Abstract Background MicroRNA-506 (miR-506) has been reported to function in several tumors as a tumor suppressor gene or oncogene. However, the expression and role of miR-506 in pancreatic ductal adenocarcinoma (PDAC) remains unclear. In this study, we aimed to evaluate the phenotype of miR-506 in PDAC. Methods Using miRNA in situ hybridization, we examined the expression of miR-506 in 113 PDACs and 87 paired normal pancreatic tissues. We evaluated miR-506 expression in PDAC cells, normal pancreatic ducts, and acinus/islands, and we analyzed the associations between miR-506 expression and the clinicopathologic characteristics of PDAC patients. Results miR-506 expression was higher in PDAC than in matched normal pancreatic ductal cells (P < 0.001). On the other hand, the combined group of well and moderately differentiated PDACs showed higher levels of miR-506 than the poorly differentiated ones (P = 0.023).
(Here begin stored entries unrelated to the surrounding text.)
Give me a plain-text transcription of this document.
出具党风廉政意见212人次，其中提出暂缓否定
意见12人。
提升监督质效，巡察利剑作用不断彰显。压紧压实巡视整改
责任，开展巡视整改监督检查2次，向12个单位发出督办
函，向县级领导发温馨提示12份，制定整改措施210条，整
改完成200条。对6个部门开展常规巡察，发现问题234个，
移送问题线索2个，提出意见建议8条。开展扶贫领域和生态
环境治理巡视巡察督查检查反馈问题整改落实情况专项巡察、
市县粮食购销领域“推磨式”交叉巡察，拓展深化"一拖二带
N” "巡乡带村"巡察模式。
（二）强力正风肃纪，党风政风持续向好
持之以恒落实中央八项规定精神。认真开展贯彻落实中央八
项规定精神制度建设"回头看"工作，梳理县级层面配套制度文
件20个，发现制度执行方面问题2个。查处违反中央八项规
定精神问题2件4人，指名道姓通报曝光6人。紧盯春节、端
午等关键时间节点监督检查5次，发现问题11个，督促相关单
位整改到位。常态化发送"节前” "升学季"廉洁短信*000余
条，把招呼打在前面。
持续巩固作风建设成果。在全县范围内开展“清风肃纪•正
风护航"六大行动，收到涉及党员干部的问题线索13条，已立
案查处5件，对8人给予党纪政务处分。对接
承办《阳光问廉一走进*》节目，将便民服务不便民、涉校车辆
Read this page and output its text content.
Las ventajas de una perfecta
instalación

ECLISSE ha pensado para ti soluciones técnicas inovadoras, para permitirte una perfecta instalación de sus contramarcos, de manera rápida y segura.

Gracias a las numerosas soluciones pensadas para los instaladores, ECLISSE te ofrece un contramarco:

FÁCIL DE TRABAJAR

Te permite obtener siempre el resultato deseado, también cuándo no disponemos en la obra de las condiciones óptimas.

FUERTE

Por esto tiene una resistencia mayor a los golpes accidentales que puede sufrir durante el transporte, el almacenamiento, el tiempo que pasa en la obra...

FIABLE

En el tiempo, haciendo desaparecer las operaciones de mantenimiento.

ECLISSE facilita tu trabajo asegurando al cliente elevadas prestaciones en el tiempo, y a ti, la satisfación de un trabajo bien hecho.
Moreover, miR-506 expression was negatively associated with pathologic T category (P = 0.004) and lymph node metastasis (P = 0.033), suggesting that miR-506 might inhibit the progression of PDAC. Conclusions Our results suggest that miR-506 either plays a role as an oncogene in the tumorigenesis and a tumor suppressor in the progression or serves as a house-keeping, tumor-suppressing miRNA, whose expression can be activated by oncogenic signals in early development to hinder the progression of PDAC.